U.S. files injunction against Louisiana drug, dietary supplement manufacturer
The Department filed to stop the distribution of misbranded and unapproved new drugs and misbranded and adulterated dietary supplements, the Justice Department announced.
The complaint alleged that the defendants violated the federal Food, Drug and Cosmetic Act (FDCA) by manufacturing, promoting, and distributing numerous dietary supplements that the defendants had been marketing as drugs that were intended to treat, cure, or prevent a variety of diseases such as cancer, cardiovascular disease, multiple sclerosis, and other serious conditions.
These marketing and sale efforts all involved unapproved drugs, in violation of the FDCA because the products had never been submitted to the U.S. Food and Drug Administration (FDA) for approval, and had never been found to be safe and effective for the medicinal uses claimed by defendants.
Some of the products at issue were named ADD-Ease, Bone Structure, CilZinCo, Calcium, Boron, Potassium, Cilver, Sulfur, and Germanium. The Department filed a complaint in the U.S. District Court for the Western District of Louisiana on Feb. 16, at the request of the FDA.

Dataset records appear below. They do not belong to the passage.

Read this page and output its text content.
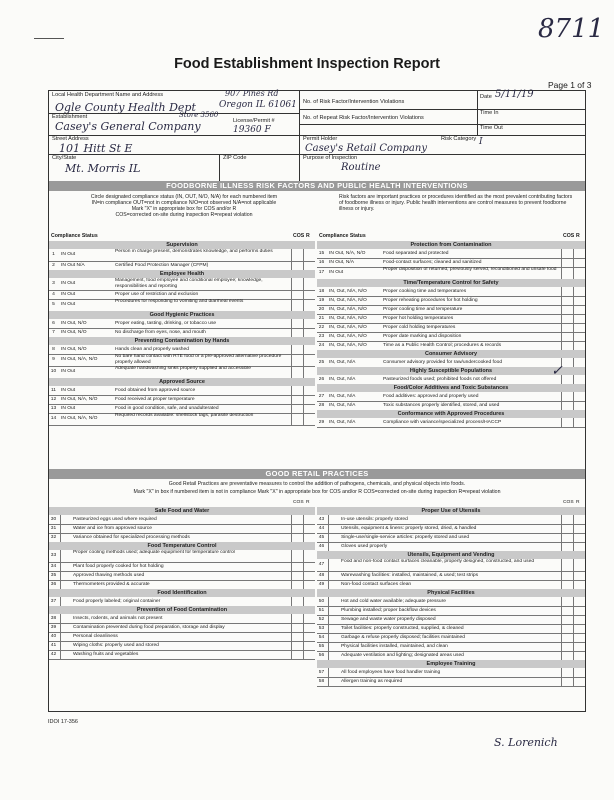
8711
Food Establishment Inspection Report
Page 1 of 3
Local Health Department Name and Address	907 Pines Rd
Ogle County Health Dept	Oregon IL 61061
Establishment	Store 3560
License/Permit #
Casey's General Company	19360 F
Street Address
101 Hitt St E
City/State	ZIP Code
Mt. Morris IL
No. of Risk Factor/Intervention Violations
No. of Repeat Risk Factor/Intervention Violations
Date 5/11/19
Time In
Time Out
Permit Holder	Risk Category I
Casey's Retail Company
Purpose of Inspection
Routine
FOODBORNE ILLNESS RISK FACTORS AND PUBLIC HEALTH INTERVENTIONS
Circle designated compliance status (IN, OUT, N/O, N/A) for each numbered item
IN=in compliance OUT=not in compliance N/O=not observed N/A=not applicable
Mark "X" in appropriate box for COS and/or R
COS=corrected on-site during inspection R=repeat violation
Risk factors are important practices or procedures identified as the most prevalent contributing factors of foodborne illness or injury. Public health interventions are control measures to prevent foodborne illness or injury.
Compliance Status	COS R
Supervision
1	IN Out
Person in charge present, demonstrates knowledge, and performs duties
2	IN Out N/A	Certified Food Protection Manager (CFPM)
Employee Health
3	IN Out
Management, food employee and conditional employee; knowledge, responsibilities and reporting
4	IN Out	Proper use of restriction and exclusion
5	IN Out
Procedures for responding to vomiting and diarrheal events
Good Hygienic Practices
6	IN Out, N/O	Proper eating, tasting, drinking, or tobacco use
7	IN Out, N/O	No discharge from eyes, nose, and mouth
Preventing Contamination by Hands
8	IN Out, N/O	Hands clean and properly washed
9	IN Out, N/A, N/O
No bare hand contact with RTE food or a pre-approved alternative procedure properly allowed
10 IN Out
Adequate handwashing sinks properly supplied and accessible
Approved Source
11	IN Out	Food obtained from approved source
12 IN Out, N/A, N/O	Food received at proper temperature
13 IN Out	Food in good condition, safe, and unadulterated
14 IN Out, N/A, N/O
Required records available: shellstock tags, parasite destruction
Compliance Status	COS R
Protection from Contamination
15 IN Out, N/A, N/O	Food separated and protected
16 IN Out, N/A	Food-contact surfaces; cleaned and sanitized
17 IN Out
Proper disposition of returned, previously served, reconditioned and unsafe food
Time/Temperature Control for Safety
18 IN, Out, N/A, N/O	Proper cooking time and temperatures
19 IN, Out, N/A, N/O	Proper reheating procedures for hot holding
20 IN, Out, N/A, N/O	Proper cooling time and temperature
21 IN, Out, N/A, N/O	Proper hot holding temperatures
22 IN, Out, N/A, N/O	Proper cold holding temperatures
23 IN, Out, N/A, N/O	Proper date marking and disposition
24 IN, Out, N/A, N/O	Time as a Public Health Control; procedures & records
Consumer Advisory
25 IN, Out, N/A	Consumer advisory provided for raw/undercooked food
Highly Susceptible Populations
26 IN, Out, N/A	Pasteurized foods used; prohibited foods not offered
Food/Color Additives and Toxic Substances
27 IN, Out, N/A	Food additives: approved and properly used
28 IN, Out, N/A	Toxic substances properly identified, stored, and used
Conformance with Approved Procedures
29 IN, Out, N/A	Compliance with variance/specialized process/HACCP
GOOD RETAIL PRACTICES
Good Retail Practices are preventative measures to control the addition of pathogens, chemicals, and physical objects into foods.
Mark "X" in box if numbered item is not in compliance Mark "X" in appropriate box for COS and/or R COS=corrected on-site during inspection R=repeat violation
COS R
Safe Food and Water
30	Pasteurized eggs used where required
31	Water and ice from approved source
32	Variance obtained for specialized processing methods
Food Temperature Control
33
Proper cooling methods used; adequate equipment for temperature control
34	Plant food properly cooked for hot holding
35	Approved thawing methods used
36	Thermometers provided & accurate
Food Identification
37	Food properly labeled; original container
Prevention of Food Contamination
38	Insects, rodents, and animals not present
39	Contamination prevented during food preparation, storage and display
40	Personal cleanliness
41	Wiping cloths: properly used and stored
42	Washing fruits and vegetables
COS R
Proper Use of Utensils
43	In-use utensils: properly stored
44	Utensils, equipment & linens: properly stored, dried, & handled
45	Single-use/single-service articles: properly stored and used
46	Gloves used properly
Utensils, Equipment and Vending
47
Food and non-food contact surfaces cleanable, properly designed, constructed, and used
48	Warewashing facilities: installed, maintained, & used; test strips
49	Non-food contact surfaces clean
Physical Facilities
50	Hot and cold water available; adequate pressure
51	Plumbing installed; proper backflow devices
52	Sewage and waste water properly disposed
53	Toilet facilities: properly constructed, supplied, & cleaned
54	Garbage & refuse properly disposed; facilities maintained
55	Physical facilities installed, maintained, and clean
56	Adequate ventilation and lighting; designated areas used
Employee Training
57	All food employees have food handler training
58	Allergen training as required
✓
IDOI 17-356
S. Lorenich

The complaint further alleges the defendants violated the FDCA by failing to manufacture products in accordance with FDA’s current good manufacturing practice (CGMP) regulations for dietary supplements, which require manufacturers to have systems in place to ensure that their products meet specifications for identity, purity, strength and composition.
According to the complaint, several FDA inspections between 2012 and 2016 allegedly revealed that the defendants failed to ensure the identity, purity, strength and composition of their finished products.